En résumé, le label de « connaissance scientifique » s’acquiert avec du temps – et la durée est une conséquence, non une cause : il ne suffit pas qu’une idée soit le résultat « d’années de recherche » ou d’un « savoir ancestral ». Un article seul (fût-ce une découverte ou un scoop) n’est pas de la connaissance robuste. Si les affirmations d’un article de Nature ne sont donc pas à prendre pour « argent comptant », un article qui n’a pu se faire publier que dans une revue ignorée, au sein d’une micro-communauté isolée, voire que sur une page Web, est à considérer comme particulièrement peu fiable. La connaissance scientifique « stabilisée » n’est pas pour autant définitive : l’explication du phénomène sera peut-être un jour appelée à changer. Néanmoins, d’une part elle représente la « vérité » – ou plutôt la description10 – la plus fiable et objective que l’on puisse obtenir avec les données disponibles à un moment donné11, d’autre part les meilleures explications ultérieures n’enlèvent rien à la qualité des précédentes. Enfin, un effet « pas encore prouvé » n’est… pas prouvé du tout, c’est-à-dire pas ‘vrai’12 jusqu’à preuve du contraire.

1 Voir l’article Propos sur l’autorité scientifique, où Jean Bricmont détaille cette notion.

2 La religion de la licorne rose invisible est une parodie inventée par des athées. Ceux-ci expliquent que leur religion est fondée à la fois sur la raison (on sait que la licorne est invisible, puisqu’on ne la voit pas) et la foi (on croit en sa ‘rositude’). Voir par exemple http://fr.wikipedia.org/wiki/Licorn....

3 Ainsi, la Relativité Générale a été prise au sérieux suite à sa prédiction d’un fait inattendu : la déviation de la position apparente des étoiles proches du Soleil, qui fut constatée lors de l’éclipse du 29 mai 1919.

4 Ainsi, la psychanalyse ne se conçoit pas sans la lecture assidue des textes de Freud, tandis que les sciences de l’évolution, par exemple, ne se définissent plus depuis longtemps par rapport aux textes mêmes de Darwin, et sont qualifiées de « Darwinisme » essentiellement par les médias et les détracteurs.

5 Cela ne fut pas le cas de la mémoire de l’eau. Lire par exemple dans Science et pseudo-Sciences n°286 (2009) « Mémoire de l’eau et biologie numérique » de Alain de Weck.

6 Lire à ce sujet Antennes relais et cancers pédiatriques : le cas de Ruitz.

7 Exemple : tester le don d’un magnétiseur. Contre-exemple : d’étranges détecteurs d’explosifs.

8 Comme avec l’affaire Lyssenko. Voir Science et pseudo-Sciences n°286 (2009) L’affaire Lyssenko ou la pseudo-science au pouvoir de Yann Kindo.

9 Voir l’article De qui et de quoi parle-t-on quand on dit ‘la science’ ?.

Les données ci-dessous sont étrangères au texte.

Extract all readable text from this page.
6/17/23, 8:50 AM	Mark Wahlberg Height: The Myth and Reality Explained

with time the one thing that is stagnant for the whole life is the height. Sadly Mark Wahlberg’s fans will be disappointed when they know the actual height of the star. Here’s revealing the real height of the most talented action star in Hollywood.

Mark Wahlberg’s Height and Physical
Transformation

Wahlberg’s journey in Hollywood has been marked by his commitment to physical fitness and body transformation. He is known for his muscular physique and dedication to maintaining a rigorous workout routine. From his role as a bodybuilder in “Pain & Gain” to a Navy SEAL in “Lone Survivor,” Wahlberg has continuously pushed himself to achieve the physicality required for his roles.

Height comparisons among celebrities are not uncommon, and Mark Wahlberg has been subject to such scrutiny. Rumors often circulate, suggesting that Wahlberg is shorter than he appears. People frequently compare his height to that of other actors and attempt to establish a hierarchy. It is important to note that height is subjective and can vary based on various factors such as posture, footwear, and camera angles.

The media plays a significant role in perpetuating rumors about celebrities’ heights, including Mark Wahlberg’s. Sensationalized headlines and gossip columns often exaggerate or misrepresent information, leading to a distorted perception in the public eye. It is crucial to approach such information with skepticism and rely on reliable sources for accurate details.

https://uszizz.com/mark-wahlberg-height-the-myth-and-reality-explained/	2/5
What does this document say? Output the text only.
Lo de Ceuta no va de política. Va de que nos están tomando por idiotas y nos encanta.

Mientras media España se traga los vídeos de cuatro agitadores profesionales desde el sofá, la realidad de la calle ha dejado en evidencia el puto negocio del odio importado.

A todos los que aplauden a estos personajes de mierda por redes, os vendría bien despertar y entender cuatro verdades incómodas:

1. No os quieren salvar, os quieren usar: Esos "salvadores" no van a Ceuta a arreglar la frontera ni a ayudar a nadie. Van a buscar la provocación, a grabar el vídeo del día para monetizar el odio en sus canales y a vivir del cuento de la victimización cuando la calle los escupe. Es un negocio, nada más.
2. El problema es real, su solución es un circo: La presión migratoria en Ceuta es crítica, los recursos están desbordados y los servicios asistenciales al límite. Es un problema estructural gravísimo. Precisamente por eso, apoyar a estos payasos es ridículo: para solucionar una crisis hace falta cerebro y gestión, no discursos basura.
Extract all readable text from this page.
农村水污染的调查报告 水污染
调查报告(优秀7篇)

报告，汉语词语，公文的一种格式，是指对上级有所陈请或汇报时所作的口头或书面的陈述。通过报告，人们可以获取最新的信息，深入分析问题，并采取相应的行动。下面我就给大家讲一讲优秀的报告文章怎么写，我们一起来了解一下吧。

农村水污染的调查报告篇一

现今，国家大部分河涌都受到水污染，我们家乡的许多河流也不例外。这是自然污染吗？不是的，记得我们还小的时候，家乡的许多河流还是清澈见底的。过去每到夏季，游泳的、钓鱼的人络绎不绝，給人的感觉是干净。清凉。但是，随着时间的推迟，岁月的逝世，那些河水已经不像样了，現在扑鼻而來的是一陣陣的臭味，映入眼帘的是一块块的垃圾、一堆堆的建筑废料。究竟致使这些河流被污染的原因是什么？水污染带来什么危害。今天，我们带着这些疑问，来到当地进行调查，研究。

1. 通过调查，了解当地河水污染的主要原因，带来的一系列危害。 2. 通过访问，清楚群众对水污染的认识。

10 Cette connaissance est faite de « lois » décrivant des relations entre mesures, mais c’est généralement leur interprétation sémantique qui est vulgarisée ou « philosophée » sous forme de « vérités » explicatives.

11 On dit par exemple que « la science n’a que des preuves mais pas de certitudes, tandis que le créationnisme n’a que des certitudes mais pas de preuves ».

12 Ce qui n’est pas une « preuve de fausseté ». Mais c’est celui qui affirme qui doit prouver.